Another Deadly Attack Rocks Yemen
A deadly militant attack at Yemen’s Defense Ministry killed 52 people and left 116 wounded.
According to media reports, a suicide bomber and gunmen wearing army uniforms attacked Yemen’s defense ministry on Thursday.
Then gunmen opened fire on soldiers, foreign medical staff, doctors and nurses working at a hospital inside.
Who Is Responsible For The Attack?
Yemeni authorites said the attack is linked to al Qaeda-linked militants who have repeatedly attacked government officials.
Reports say the staff were arriving for work when the suicide bomber attacked the Ministry building.
Security forces gained control of the Ministry’s compound after killing most of the militants.
US Deplores The Attack
The US has expressed deep condemnation on the attack against the Yemeni Ministry of Defense.

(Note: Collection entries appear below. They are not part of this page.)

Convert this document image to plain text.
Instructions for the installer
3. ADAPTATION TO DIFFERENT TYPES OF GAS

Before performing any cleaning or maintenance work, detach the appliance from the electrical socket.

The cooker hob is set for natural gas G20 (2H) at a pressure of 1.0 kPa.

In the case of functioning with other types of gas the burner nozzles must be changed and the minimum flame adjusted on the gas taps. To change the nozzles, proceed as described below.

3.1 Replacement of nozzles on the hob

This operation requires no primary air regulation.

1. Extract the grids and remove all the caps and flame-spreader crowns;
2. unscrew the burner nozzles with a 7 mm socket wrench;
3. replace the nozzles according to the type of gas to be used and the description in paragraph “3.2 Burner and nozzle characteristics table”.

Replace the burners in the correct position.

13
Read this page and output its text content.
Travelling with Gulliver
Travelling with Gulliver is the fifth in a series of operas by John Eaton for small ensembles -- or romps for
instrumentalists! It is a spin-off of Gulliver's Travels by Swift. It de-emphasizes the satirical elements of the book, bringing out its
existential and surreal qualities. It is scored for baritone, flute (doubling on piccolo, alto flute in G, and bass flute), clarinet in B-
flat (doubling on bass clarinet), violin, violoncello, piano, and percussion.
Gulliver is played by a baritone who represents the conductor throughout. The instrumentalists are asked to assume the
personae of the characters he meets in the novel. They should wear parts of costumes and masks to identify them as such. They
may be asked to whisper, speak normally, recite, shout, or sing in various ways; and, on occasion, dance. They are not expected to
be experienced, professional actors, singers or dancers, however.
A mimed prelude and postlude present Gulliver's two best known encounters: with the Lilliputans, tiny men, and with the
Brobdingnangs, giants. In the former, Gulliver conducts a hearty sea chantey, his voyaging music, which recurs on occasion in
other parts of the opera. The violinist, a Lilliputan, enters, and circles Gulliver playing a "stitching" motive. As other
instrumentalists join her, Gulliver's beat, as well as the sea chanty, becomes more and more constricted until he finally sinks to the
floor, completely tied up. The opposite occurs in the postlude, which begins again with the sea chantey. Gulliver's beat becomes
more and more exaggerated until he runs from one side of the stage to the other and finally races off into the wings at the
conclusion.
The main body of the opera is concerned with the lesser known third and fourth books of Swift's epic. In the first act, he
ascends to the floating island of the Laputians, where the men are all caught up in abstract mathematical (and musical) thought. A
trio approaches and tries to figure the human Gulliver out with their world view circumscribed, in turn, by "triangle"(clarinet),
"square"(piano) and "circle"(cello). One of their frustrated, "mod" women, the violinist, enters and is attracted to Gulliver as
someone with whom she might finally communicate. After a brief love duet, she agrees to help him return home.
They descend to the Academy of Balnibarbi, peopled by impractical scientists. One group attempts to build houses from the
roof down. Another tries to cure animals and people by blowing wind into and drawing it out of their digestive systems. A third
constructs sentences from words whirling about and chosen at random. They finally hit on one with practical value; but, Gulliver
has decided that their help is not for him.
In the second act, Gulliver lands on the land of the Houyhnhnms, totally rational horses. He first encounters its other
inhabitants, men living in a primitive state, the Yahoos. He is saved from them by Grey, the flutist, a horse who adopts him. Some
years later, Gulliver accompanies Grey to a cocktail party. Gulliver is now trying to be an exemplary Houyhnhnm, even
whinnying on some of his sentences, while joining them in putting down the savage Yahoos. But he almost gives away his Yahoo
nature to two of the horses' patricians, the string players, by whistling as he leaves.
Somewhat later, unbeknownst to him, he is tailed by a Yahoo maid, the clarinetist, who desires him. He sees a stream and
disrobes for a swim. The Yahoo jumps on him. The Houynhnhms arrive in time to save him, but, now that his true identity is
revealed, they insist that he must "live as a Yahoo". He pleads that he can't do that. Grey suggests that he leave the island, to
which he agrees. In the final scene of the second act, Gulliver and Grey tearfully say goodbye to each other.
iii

In a press statement in Washington DC, Deputy Department Spokesperson Marie Harf said the United States condemns the terrorist attack against the Yemeni Ministry of Defense, which resulted in the senseless killing and wounding of dozens.
“We extend our sincere condolences to the families of the victims.” – Ms. Harf
She said the US stands with Yemen against the violence and remains firmly committed to supporting the Yemeni people as they seek to conclude the National Dialogue and move forward peacefully with Yemen’s historic democratic transition.
Concerns About Yemen Increasing
Yemen is increasingly a source of concern for the United States and other Western countries, as the mixing of civil discontent and regional actors makes it vulnerable to terror groups such as al Qaeda in the Arabian Peninsula (AQAP) and the Shi’ite Houthi rebels.
In addition to fighting an ongoing civil war with the secessionist Houthis, the country has become a breeding ground for AQAP.
AQAP has been behind attacks on Yemeni soil and has used the country as a launching pad for terror attacks elsewhere.
In addition to the terror threat and domestic instability, Yemen faces poverty and severe oil and water shortages.
In February 2012, Yemen’s new President Abbed Rabbo Mansour al-Hadi took his oath of office in parliament, formally removing Ali Abdullah Saleh from power after 33 years.
Vice President Abed Rabbo Mansour Hadi ran in the uncontested race, a deal brokered by the Gulf Cooperation Council to neutralize the conflict engulfing the country.
It is estimated that the recent political turmoil in Yemen, part of a wave of protests across the Middle East and North Africa calling for social, economic and democratic reforms, has led to more than 82 deaths and hundreds of injuries.